A con artist of extraordinary talent, Chains passes his skills on to his carefully selected “family” of orphans — a group known as the Gentlemen Bastards. Under his tutelage, Locke grows to lead the Bastards, delightedly pulling off one outrageous confidence game after another. Soon he is infamous as the Thorn of Camorr, and no wealthy noble is safe from his sting.
Passing themselves off as petty thieves, the brilliant Locke and his tightly knit band of light-fingered brothers have fooled even the criminal underworld’s most feared ruler, Capa Barsavi. But there is someone in the shadows more powerful — and more ambitious — than Locke has yet imagined.
Known as the Gray King, he is slowly killing Capa Barsavi’s most trusted men — and using Locke as a pawn in his plot to take control of Camorr’s underworld. With a bloody coup under way threatening to destroy everyone and everything that holds meaning in his mercenary life, Locke vows to beat the Gray King at his own brutal game — or die trying…
Damn that’s a long summary. To be fair, it’s quite a long book – Lynch’s writing is very detailed and entertaining, but it does lean toward the denser side at times. In fact,part of me feels that sections of the book were superfluous and indulgent, but part of me also thinks that the jumpy, sometimes seemingly meandering time line of the book was necessary. Everything, from the characters to the religious system, the setting of Camorr to the various cultures found within the world, is richly drawn and explored as a result; Lynch’s world-building, a cornerstone of any good fantasy novel, was excellent and immersing because of this.
The characters, especially Locke and his ever faithful band of thieves, The Gentlemen Bastards, were distinctive. I loved the friendship and camaraderie that existed between all the Gentlemen Bastards – their exploits made for interesting reading. Lynch takes care to slowly divulge elements of each character’s backstory, interspersing these “Interludes” throughout the novel, slotting them in where the content is most relevant to the immediate predicaments of the characters.

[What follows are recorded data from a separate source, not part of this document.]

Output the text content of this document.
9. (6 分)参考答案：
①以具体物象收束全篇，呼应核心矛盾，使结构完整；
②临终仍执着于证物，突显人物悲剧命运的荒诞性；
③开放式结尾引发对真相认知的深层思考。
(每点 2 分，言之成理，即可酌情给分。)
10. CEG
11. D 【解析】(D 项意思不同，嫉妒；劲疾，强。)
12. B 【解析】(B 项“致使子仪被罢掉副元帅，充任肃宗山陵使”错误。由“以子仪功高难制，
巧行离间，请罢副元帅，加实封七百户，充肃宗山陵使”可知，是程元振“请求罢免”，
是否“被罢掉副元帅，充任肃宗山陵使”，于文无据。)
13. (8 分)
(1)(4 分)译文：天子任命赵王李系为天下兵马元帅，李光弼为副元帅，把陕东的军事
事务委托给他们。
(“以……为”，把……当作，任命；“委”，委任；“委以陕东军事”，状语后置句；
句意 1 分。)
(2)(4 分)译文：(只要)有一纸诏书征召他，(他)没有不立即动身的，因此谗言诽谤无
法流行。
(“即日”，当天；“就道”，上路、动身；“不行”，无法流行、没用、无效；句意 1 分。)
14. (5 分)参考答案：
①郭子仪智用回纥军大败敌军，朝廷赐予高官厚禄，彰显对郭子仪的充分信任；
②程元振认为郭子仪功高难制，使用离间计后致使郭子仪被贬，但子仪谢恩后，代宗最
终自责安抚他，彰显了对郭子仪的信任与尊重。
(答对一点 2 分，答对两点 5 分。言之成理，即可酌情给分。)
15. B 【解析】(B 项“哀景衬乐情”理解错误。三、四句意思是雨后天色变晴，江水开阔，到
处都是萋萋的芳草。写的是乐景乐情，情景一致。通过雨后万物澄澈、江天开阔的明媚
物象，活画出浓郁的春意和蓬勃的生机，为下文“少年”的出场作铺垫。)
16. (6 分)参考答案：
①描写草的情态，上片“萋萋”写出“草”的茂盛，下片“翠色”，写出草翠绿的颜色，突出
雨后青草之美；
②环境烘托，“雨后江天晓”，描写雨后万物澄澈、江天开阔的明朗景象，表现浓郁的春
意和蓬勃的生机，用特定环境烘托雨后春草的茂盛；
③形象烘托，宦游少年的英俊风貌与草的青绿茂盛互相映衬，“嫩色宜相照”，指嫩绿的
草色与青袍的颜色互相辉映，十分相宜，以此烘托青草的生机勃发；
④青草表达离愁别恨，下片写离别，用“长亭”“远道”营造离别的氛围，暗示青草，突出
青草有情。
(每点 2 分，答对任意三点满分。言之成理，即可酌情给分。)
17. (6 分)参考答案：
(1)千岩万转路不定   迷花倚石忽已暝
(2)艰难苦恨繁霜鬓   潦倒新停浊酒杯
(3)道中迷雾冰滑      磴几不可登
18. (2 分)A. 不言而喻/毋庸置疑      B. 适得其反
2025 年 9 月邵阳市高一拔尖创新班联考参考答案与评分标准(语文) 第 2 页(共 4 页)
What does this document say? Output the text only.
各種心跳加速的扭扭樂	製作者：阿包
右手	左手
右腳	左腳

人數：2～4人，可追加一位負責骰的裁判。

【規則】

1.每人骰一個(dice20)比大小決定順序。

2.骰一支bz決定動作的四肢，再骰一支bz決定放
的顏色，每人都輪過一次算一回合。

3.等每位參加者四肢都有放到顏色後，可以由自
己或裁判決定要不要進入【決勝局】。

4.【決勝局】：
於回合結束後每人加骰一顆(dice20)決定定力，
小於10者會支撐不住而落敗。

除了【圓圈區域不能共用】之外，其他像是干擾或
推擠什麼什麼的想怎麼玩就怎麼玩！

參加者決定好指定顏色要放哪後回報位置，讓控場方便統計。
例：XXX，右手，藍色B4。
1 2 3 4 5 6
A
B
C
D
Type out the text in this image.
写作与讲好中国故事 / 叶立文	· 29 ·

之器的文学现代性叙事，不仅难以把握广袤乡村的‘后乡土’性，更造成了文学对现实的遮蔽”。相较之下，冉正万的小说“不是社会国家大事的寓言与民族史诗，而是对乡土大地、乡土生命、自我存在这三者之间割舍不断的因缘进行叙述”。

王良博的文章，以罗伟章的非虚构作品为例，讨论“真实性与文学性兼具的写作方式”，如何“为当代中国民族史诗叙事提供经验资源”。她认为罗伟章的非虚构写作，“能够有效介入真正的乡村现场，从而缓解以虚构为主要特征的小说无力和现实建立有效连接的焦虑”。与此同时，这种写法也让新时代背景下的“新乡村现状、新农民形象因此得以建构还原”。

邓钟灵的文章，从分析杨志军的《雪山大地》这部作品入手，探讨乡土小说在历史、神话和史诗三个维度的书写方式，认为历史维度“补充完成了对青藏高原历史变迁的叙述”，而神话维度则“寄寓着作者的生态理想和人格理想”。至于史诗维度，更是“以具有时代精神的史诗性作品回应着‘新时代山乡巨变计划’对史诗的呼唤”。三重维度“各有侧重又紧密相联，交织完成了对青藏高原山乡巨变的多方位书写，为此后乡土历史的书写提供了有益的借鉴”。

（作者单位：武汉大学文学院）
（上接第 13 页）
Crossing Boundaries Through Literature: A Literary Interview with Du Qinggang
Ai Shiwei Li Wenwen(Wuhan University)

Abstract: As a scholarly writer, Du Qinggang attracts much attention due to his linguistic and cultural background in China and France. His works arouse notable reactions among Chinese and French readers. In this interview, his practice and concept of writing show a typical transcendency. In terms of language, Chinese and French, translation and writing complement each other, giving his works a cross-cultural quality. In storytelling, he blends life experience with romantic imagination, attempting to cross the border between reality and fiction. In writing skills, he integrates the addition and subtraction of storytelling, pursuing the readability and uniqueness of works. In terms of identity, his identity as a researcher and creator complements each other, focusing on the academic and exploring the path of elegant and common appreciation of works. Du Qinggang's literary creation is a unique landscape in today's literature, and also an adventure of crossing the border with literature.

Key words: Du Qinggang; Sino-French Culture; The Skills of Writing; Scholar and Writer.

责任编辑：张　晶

The plot was clever and engaging – just when you think you know where it’s going it takes a sudden twist or turn in a direction you never saw coming. The actual heists/general shenanigans of Locke and his friends are well thought out and described brilliantly.
Overall, I found The Lies of Locke Lamora to be a good, solid fantasy novel that’s lots of fun. I can’t wait to read the rest of the series.
“Someday, Locke Lamora,” he said, “someday, you’re going to fuck up so magnificently, so ambitiously, so overwhelmingly that the sky will light up and the moons will spin and the gods themselves will shit comets with glee. And I just hope I’m still around to see it.”
“Oh please,” said Locke. “It’ll never happen.”
“There’s no freedom quite like the freedom of being constantly underestimated.”